And Still To Sleep by Terra Oliveira
And Still To Sleep is a collection of poems, prose, and black and white photography which touch on the impact and personal aftermath of transience, houselessness, and working under exploitative conditions. By untangling the weight of memory, And Still To Sleep weaves lucid recollections of past events throughout the wholeness and divinity of presence.
“In Terra Oliveira’s collection And Still To Sleep, the past is not gone; it is alive in language and memories. Oliveira gives an intimate look at a time of hunger, immense love, labor exploitation, dedication, uncertainty, effects of addiction, and houselessness. The period we are looking into is one of challenge, but in Oliveira’s remembering, there is an infallible resiliency. Perseverance is about feeling one’s feet on the ground, even when the terrain is shifting. These poems take us through a whole cycle of change, and yet what never disappears is Oliveira’s commitment to themselves. And Still To Sleep is the work of someone looking across the wild non-linear expanse of time, and sensing the interconnectivity of it all. Ancestral trauma is also woven throughout this narrative; the thread of remembering is constant. There is a pulse of connection with all that is in the world; just as there is a beat, a rhythm in this writing. The poem The Way reads like a song—whisper it to yourself and you will find yourself humming it, your foot tapping along to the musicality of the words. This collection is an acknowledgment of the rhythm constantly beating through life, on and on; the poems a place to both tangibly ground oneself and to become lost in the transfixing dance of non-presence.”

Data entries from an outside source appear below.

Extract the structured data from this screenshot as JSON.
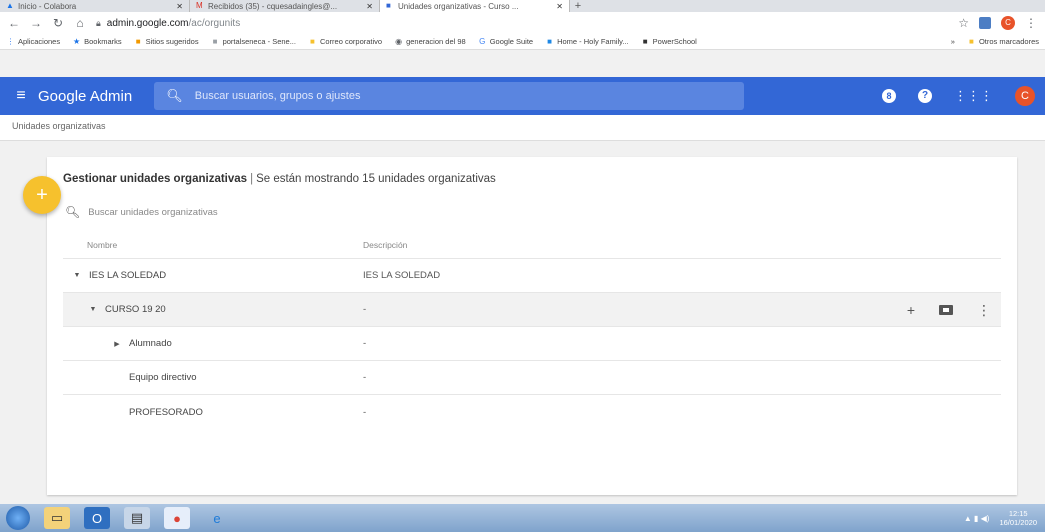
{
  "browser": {
    "tabs": [
      {
        "title": "Inicio - Colabora",
        "favicon": "colabora-icon",
        "active": false
      },
      {
        "title": "Recibidos (35) - cquesadaingles@...",
        "favicon": "gmail-icon",
        "active": false
      },
      {
        "title": "Unidades organizativas - Curso ...",
        "favicon": "admin-icon",
        "active": true
      }
    ],
    "url_host": "admin.google.com",
    "url_path": "/ac/orgunits",
    "profile_initial": "C",
    "bookmarks": [
      {
        "label": "Aplicaciones",
        "icon": "apps-grid-icon",
        "color": "#4285f4"
      },
      {
        "label": "Bookmarks",
        "icon": "star-icon",
        "color": "#1a73e8"
      },
      {
        "label": "Sitios sugeridos",
        "icon": "suggested-icon",
        "color": "#f29900"
      },
      {
        "label": "portalseneca - Sene...",
        "icon": "page-icon",
        "color": "#9aa0a6"
      },
      {
        "label": "Correo corporativo",
        "icon": "folder-icon",
        "color": "#f6c12d"
      },
      {
        "label": "generacion del 98",
        "icon": "web-icon",
        "color": "#5f6368"
      },
      {
        "label": "Google Suite",
        "icon": "google-icon",
        "color": "#4285f4"
      },
      {
        "label": "Home - Holy Family...",
        "icon": "page-icon",
        "color": "#1e88e5"
      },
      {
        "label": "PowerSchool",
        "icon": "page-icon",
        "color": "#333333"
      }
    ],
    "bookmarks_more": "»",
    "other_bookmarks": "Otros marcadores"
  },
  "admin": {
    "brand": "Google Admin",
    "search_placeholder": "Buscar usuarios, grupos o ajustes",
    "notification_badge": "8",
    "help_glyph": "?",
    "avatar_initial": "C"
  },
  "breadcrumb": "Unidades organizativas",
  "card": {
    "title_bold": "Gestionar unidades organizativas",
    "title_sep": "|",
    "title_rest": "Se están mostrando 15 unidades organizativas",
    "search_placeholder": "Buscar unidades organizativas",
    "col_name": "Nombre",
    "col_desc": "Descripción",
    "rows": [
      {
        "name": "IES LA SOLEDAD",
        "desc": "IES LA SOLEDAD",
        "caret": "▼",
        "level": 0
      },
      {
        "name": "CURSO 19 20",
        "desc": "-",
        "caret": "▼",
        "level": 1
      },
      {
        "name": "Alumnado",
        "desc": "-",
        "caret": "▶",
        "level": 2
      },
      {
        "name": "Equipo directivo",
        "desc": "-",
        "caret": "",
        "level": 2
      },
      {
        "name": "PROFESORADO",
        "desc": "-",
        "caret": "",
        "level": 2
      }
    ]
  },
  "taskbar": {
    "time": "12:15",
    "date": "16/01/2020"
  },
  "colors": {
    "header": "#3367d6",
    "fab": "#f6c12d",
    "avatar": "#e8532a"
  }
}
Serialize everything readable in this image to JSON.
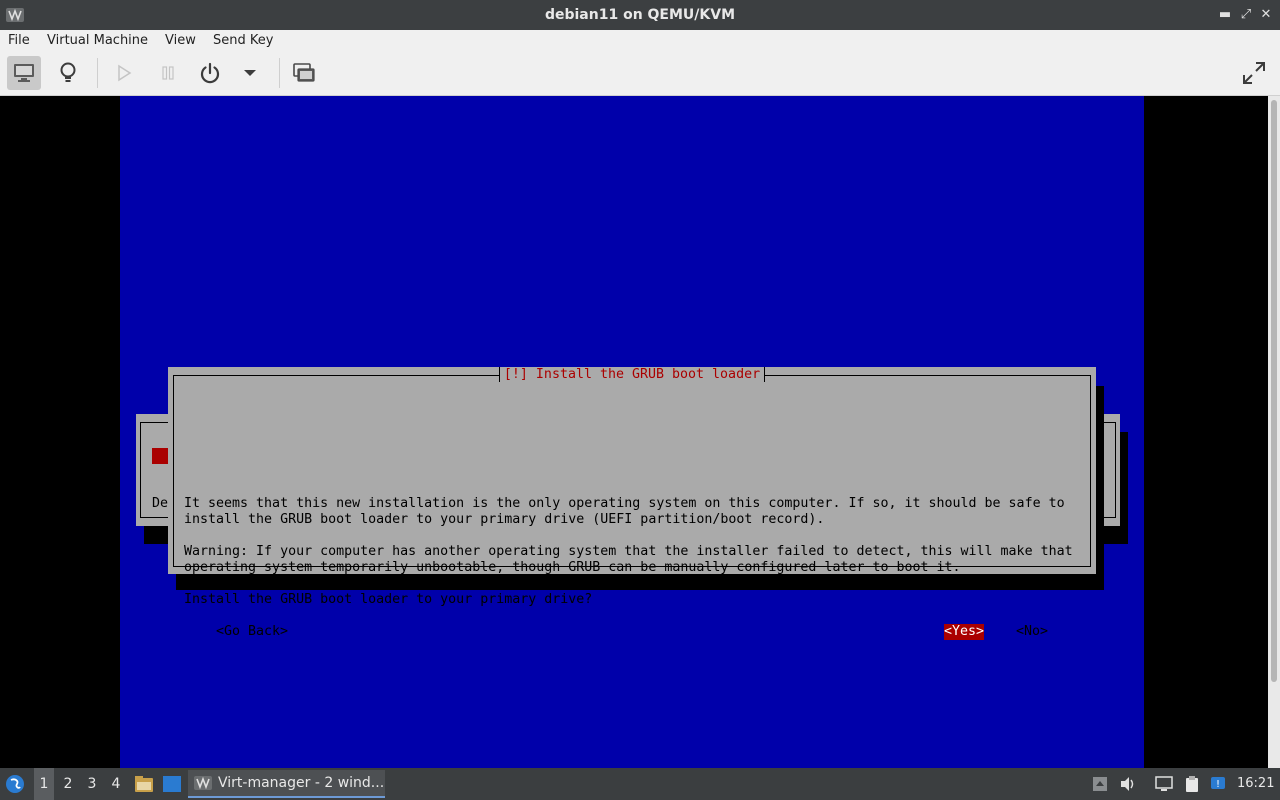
{
  "window": {
    "title": "debian11 on QEMU/KVM"
  },
  "menu": [
    "File",
    "Virtual Machine",
    "View",
    "Send Key"
  ],
  "toolbar": {
    "buttons": [
      "show-console",
      "show-details",
      "run",
      "pause",
      "shutdown",
      "shutdown-menu",
      "snapshots",
      "fullscreen"
    ]
  },
  "installer": {
    "background_dialog": {
      "partial_text": "De"
    },
    "dialog": {
      "title": "[!] Install the GRUB boot loader",
      "paragraph1": [
        "It seems that this new installation is the only operating system on this computer. If so, it should be safe to",
        "install the GRUB boot loader to your primary drive (UEFI partition/boot record)."
      ],
      "paragraph2": [
        "Warning: If your computer has another operating system that the installer failed to detect, this will make that",
        "operating system temporarily unbootable, though GRUB can be manually configured later to boot it."
      ],
      "question": "Install the GRUB boot loader to your primary drive?",
      "buttons": {
        "back": "<Go Back>",
        "yes": "<Yes>",
        "no": "<No>"
      },
      "selected_button": "yes"
    }
  },
  "taskbar": {
    "workspaces": [
      "1",
      "2",
      "3",
      "4"
    ],
    "active_workspace": "1",
    "task": "Virt-manager - 2 wind...",
    "clock": "16:21"
  },
  "colors": {
    "installer_bg": "#0000aa",
    "dialog_bg": "#aaaaaa",
    "accent_red": "#aa0000"
  }
}
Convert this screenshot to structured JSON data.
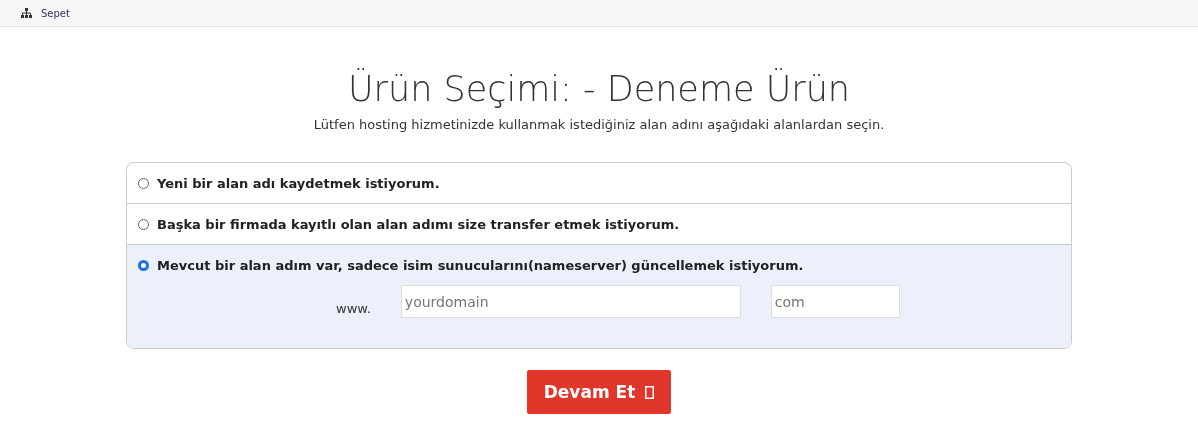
{
  "breadcrumb": {
    "label": "Sepet"
  },
  "title": "Ürün Seçimi: - Deneme Ürün",
  "subtitle": "Lütfen hosting hizmetinizde kullanmak istediğiniz alan adını aşağıdaki alanlardan seçin.",
  "options": [
    {
      "label": "Yeni bir alan adı kaydetmek istiyorum.",
      "selected": false
    },
    {
      "label": "Başka bir firmada kayıtlı olan alan adımı size transfer etmek istiyorum.",
      "selected": false
    },
    {
      "label": "Mevcut bir alan adım var, sadece isim sunucularını(nameserver) güncellemek istiyorum.",
      "selected": true
    }
  ],
  "domain": {
    "prefix": "www.",
    "name_placeholder": "yourdomain",
    "tld_placeholder": "com"
  },
  "continue_button": {
    "label": "Devam Et"
  }
}
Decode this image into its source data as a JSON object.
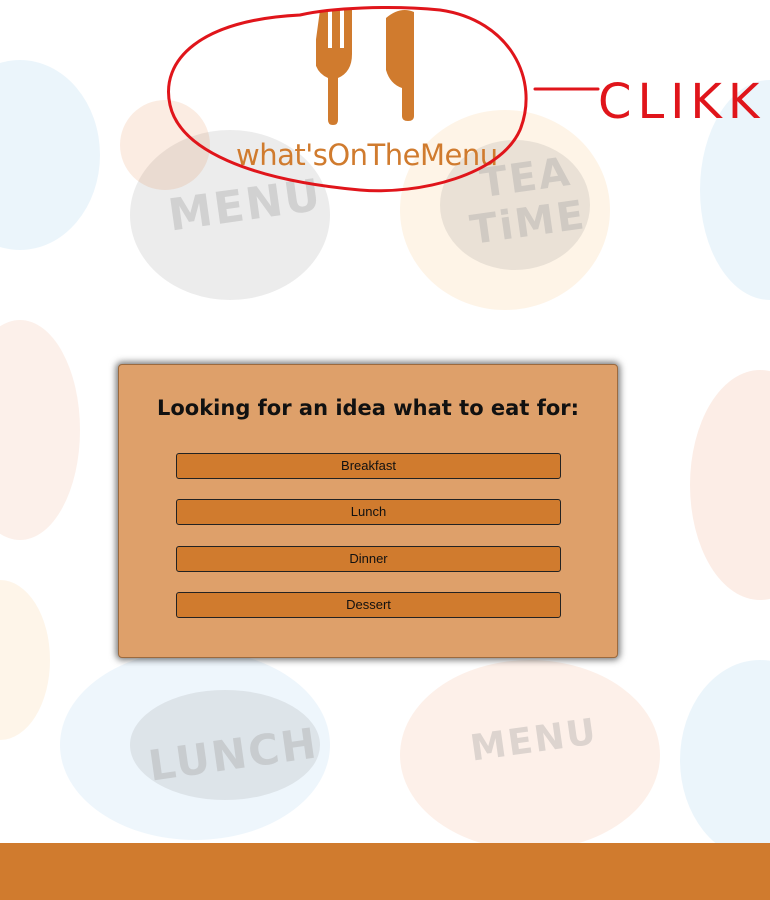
{
  "logo": {
    "text": "what'sOnTheMenu",
    "icon": "fork-knife-icon",
    "color": "#d07b2e"
  },
  "annotation": {
    "text": "CLIKK",
    "color": "#e0151b"
  },
  "card": {
    "title": "Looking for an idea what to eat for:",
    "buttons": [
      "Breakfast",
      "Lunch",
      "Dinner",
      "Dessert"
    ],
    "background": "#dea06a",
    "button_color": "#d07b2e"
  },
  "background_art": {
    "words": [
      "MENU",
      "TEA",
      "TiME",
      "LUNCH",
      "MENU"
    ]
  },
  "footer": {
    "color": "#d07b2e"
  }
}
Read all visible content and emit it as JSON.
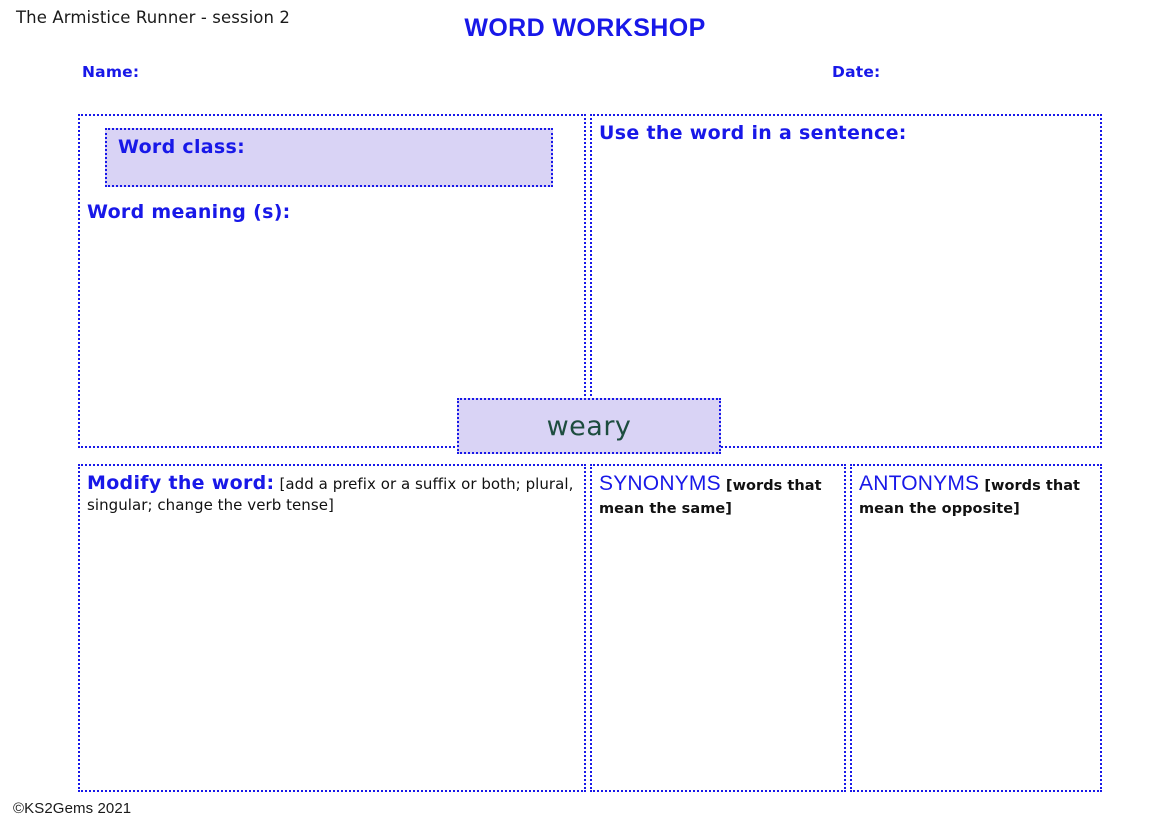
{
  "header": {
    "session_label": "The Armistice Runner - session 2",
    "title": "WORD WORKSHOP",
    "name_label": "Name:",
    "date_label": "Date:"
  },
  "word": {
    "target_word": "weary",
    "chip_bg": "#d9d3f5",
    "chip_text_color": "#1d4d3f"
  },
  "panels": {
    "word_info": {
      "word_class_label": "Word class:",
      "word_meaning_label": "Word meaning (s):"
    },
    "sentence": {
      "label": "Use the word in a sentence:"
    },
    "modify": {
      "label": "Modify the word:",
      "note": "[add a prefix or a suffix or both; plural, singular; change the verb tense]"
    },
    "synonyms": {
      "label": "SYNONYMS",
      "note": "[words that mean the same]"
    },
    "antonyms": {
      "label": "ANTONYMS",
      "note": "[words that mean the opposite]"
    }
  },
  "footer": {
    "copyright": "©KS2Gems 2021"
  },
  "theme": {
    "accent_blue": "#1818e8",
    "panel_fill": "#d9d3f5",
    "page_bg": "#ffffff",
    "body_text": "#111111"
  }
}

— Lora Mathis, author of Instinct To Ruin
“Terra Oliveira’s latest work And Still To Sleep is a journey through hours and seasons, through soft mists, a meditation on the mundane and mystical. There is a careful use of presence and place, both in the photos and the written pieces, that remind us of the ways we inhabit different spaces and how they reflect our own consciousness. It evokes a melancholy suffused with hope, a persistent optimism through trauma and pain. Oliveira’s poetry, photography, and prose bind together to create a tender picture of grief, but also a divine healing.”
— Catherine Garbinsky, author of All Spells Are Strong Here (Ghost City Press)
“And Still To Sleep encapsulates a multimedia story of healing in a way I’ve never seen before. Terra Oliveira is a tender poet, utilizing landscape photography to further process a toxic bond from the inside out. Oliveira turns outward in order to turn inward; they uncover the renewal of their spirit from the vibrations of Earth—trees, herbs. Their own heartbeat. They uncover purpose as place, and place as self, no matter the distance between the two. They grow roots that lead back to themself and continue to stretch into the next sunrise and the next and the next. And Still To Sleep leads us through a necessary journey through memory and resilience, stillness and self-compassion. A lesson in presence. A migration towards love.”
— Kiki Nicole, poet
Terra Oliveira is a writer and visual artist from the San Francisco Bay Area, and the founding editor of Recenter Press. A finalist in the 2024 Sandy Crimmins National Prize for Poetry, her work has appeared or is forthcoming in The American Poetry Review, Bamboo Ridge Press, Protean Magazine, Paperbark Magazine, and elsewhere. She is of Azorean-Portuguese, Chinese, Native Hawaiian, and mixed Eurasian descent.
Her poetry and illustration collection, An Old Blue Light, won the Where Are You Press Poetry Contest (judge: Clementine von Radics) in 2016. Terra was the Artist-In-Residence at The Schoolhouse at Mutianyu at The Great Wall of China in March of 2017, and she was also a writer-in-residence at the Hope Villa Artist Residency in the Western Ghats of India in Spring 2016. During the week, you can find her managing two bookstores in the North Bay. She believes in recovery, community, pilgrimage and retreat, and peoples' movements globally.